EXOME SEQUENCING FOR THE IDENTIFICATION OF CANDIDATE GENETIC VARIANTS IN RENAL HYPODYSPLASIA PEDIATRIC PATIENTS
SUSANNA NEGRISOLO 1 ANDREA CARRARO 1 GIULIA FREGONESE 2 DAVIDE MENEGHESSO 2 GERMANA LONGO 2 PIERGIORGIO GAMBA 4 GIORGIO VALLE 3 LUISA MURER 1

1- LABORATORY OF IMMUNOPATHOLOGY AND MOLECULAR BIOLOGY OF THE KIDNEY, WOMEN’S AND CHILDREN’S HEALTH DEPARTMENT, UNIVERSITY OF PADUA, PADUA, ITALY
2- UNIVERSITY HOSPITAL OF PADOVA, PEDIATRIC NEPHROLOGY, DIALYSIS AND TRANSPLANT UNIT, DEPARTMENT OF WOMEN’S AND CHILDREN’S HEALTH, PADUA, ITALY
3- CRIBI BIOTECHNOLOGY CENTRE, UNIVERSITY OF PADUA, PADUA, ITALY
4- UNIVERSITY OF PADOVA, PEDIATRIC SURGERY, WOMEN’S AND CHILDREN’S HEALTH DEPARTMENT, PADUA, ITALY
 
Introduction:

Non-syndromic renal hypodysplasia (RHD: OMIM #610805) is a severe congenital kidney anomaly which is a defect in the number and/or normal differentiation of nephronic units leading to kidney function impairment. RHD accounts for 20-25% of the end stage renal failures causes in children. Although 20 renal developmental genes were associated to RHD, the majority of patients remains without a genetic diagnosis. This study aims to identify new disease-causing mutations in RHD patients using Whole Exome Sequencing (WES).

Material and methods:

WES (80X average coverage) was performed with Ion Proton System in the DNA of 20 children with sporadic non-syndromic bilateral RHD, with or without associated upper urinary tract malformations. In 12/20 cases, it was possible to sequence also healthy relatives as control. WES data analysis was done using “QueryOr” variant prioritization platform (http://queryor.cribi.unipd.it/).

Results:

Our data analysis highlighted candidate variants in 60% of patients. Four were new mutations, confirmed by Sanger sequencing, in RHD genes (SIX2, SALL1, SLIT2, ROBO2) . The other variants were identified both in genes known to be associated to different renal disorder (eg.
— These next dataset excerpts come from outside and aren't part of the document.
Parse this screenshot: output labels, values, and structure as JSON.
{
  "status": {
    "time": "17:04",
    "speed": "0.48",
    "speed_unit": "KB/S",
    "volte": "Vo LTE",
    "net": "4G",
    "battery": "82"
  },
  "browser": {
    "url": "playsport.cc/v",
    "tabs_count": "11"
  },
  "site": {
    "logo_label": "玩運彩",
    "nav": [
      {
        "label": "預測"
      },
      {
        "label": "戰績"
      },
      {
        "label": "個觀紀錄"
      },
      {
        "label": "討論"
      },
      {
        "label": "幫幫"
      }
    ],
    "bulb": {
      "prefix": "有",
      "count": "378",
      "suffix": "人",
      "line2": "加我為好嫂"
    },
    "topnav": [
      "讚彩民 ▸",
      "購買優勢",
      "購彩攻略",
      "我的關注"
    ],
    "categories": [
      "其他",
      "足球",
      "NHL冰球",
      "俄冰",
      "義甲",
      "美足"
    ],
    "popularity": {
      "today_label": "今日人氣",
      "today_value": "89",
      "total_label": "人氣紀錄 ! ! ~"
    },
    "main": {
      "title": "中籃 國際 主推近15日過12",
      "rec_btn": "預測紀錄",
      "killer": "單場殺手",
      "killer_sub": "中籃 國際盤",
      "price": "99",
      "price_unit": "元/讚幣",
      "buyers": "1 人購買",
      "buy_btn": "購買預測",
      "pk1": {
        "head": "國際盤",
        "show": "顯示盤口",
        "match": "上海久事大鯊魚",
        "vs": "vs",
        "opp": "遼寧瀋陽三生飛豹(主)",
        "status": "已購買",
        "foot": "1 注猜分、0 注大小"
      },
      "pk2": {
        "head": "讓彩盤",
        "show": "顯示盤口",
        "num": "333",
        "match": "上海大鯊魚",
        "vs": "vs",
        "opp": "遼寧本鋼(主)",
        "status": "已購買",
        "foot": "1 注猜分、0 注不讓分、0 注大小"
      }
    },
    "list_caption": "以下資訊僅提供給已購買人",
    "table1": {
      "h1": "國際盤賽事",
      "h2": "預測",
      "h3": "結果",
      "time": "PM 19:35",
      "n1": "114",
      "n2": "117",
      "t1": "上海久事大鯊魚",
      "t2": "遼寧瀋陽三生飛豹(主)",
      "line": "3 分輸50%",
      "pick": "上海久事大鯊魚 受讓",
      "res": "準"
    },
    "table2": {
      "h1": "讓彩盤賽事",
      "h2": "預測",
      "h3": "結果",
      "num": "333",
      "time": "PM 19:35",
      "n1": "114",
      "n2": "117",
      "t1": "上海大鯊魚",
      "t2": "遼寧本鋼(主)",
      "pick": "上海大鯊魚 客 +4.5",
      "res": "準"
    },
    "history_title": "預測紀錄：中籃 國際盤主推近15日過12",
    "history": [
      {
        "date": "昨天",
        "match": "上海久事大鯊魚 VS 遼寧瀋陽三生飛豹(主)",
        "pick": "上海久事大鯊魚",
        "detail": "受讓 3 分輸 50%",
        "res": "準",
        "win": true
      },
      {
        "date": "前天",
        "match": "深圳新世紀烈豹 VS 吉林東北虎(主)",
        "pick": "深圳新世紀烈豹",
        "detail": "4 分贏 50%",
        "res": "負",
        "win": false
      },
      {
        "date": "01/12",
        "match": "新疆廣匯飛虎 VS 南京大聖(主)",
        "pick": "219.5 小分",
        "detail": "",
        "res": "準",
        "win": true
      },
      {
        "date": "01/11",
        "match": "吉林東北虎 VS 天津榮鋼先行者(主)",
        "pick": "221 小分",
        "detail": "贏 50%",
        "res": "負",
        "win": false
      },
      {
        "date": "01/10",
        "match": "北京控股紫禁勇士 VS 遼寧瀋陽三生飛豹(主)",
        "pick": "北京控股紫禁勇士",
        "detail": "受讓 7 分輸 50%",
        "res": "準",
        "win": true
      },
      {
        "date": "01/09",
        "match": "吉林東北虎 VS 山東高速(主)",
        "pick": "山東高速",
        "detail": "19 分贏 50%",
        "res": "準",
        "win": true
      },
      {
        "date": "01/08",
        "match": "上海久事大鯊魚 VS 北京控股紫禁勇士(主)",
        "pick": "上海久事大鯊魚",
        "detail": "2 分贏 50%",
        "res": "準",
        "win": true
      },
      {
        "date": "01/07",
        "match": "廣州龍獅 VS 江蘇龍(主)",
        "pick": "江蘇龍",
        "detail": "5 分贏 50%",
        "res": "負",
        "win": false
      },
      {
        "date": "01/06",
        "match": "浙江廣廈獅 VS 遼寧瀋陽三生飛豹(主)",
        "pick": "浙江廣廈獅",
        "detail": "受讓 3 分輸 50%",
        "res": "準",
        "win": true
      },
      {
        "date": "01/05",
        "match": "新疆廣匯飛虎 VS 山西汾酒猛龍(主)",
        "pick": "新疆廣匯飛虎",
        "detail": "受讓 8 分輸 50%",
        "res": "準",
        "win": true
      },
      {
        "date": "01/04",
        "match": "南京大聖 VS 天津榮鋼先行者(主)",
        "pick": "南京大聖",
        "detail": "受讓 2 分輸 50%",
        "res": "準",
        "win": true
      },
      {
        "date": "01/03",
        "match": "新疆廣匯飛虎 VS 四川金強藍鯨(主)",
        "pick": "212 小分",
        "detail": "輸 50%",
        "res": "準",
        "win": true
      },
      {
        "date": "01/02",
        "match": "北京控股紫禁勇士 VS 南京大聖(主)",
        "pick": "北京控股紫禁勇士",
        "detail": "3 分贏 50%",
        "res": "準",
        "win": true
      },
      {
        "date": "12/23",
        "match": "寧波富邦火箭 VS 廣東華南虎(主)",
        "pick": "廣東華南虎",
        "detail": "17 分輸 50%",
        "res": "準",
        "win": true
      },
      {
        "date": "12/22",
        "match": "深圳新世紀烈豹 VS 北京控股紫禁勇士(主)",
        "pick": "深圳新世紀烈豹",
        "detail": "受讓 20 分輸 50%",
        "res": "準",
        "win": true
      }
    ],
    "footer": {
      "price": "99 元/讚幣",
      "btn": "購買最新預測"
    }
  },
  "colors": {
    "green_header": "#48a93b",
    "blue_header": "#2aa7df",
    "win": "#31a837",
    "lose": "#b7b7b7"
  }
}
NPHS2), and as well in genes that are not  associated to renal malformations. In 8 patients none candidate variations were up to now identified.

Conclusions:

The data obtained underline a larger allelic and locus heterogeneity involved in the RHD determination. These findings suggest that a RHD diagnostic panel must comprised all syndromic and non–syndromic CAKUT genes but also renal cystic diseases genes.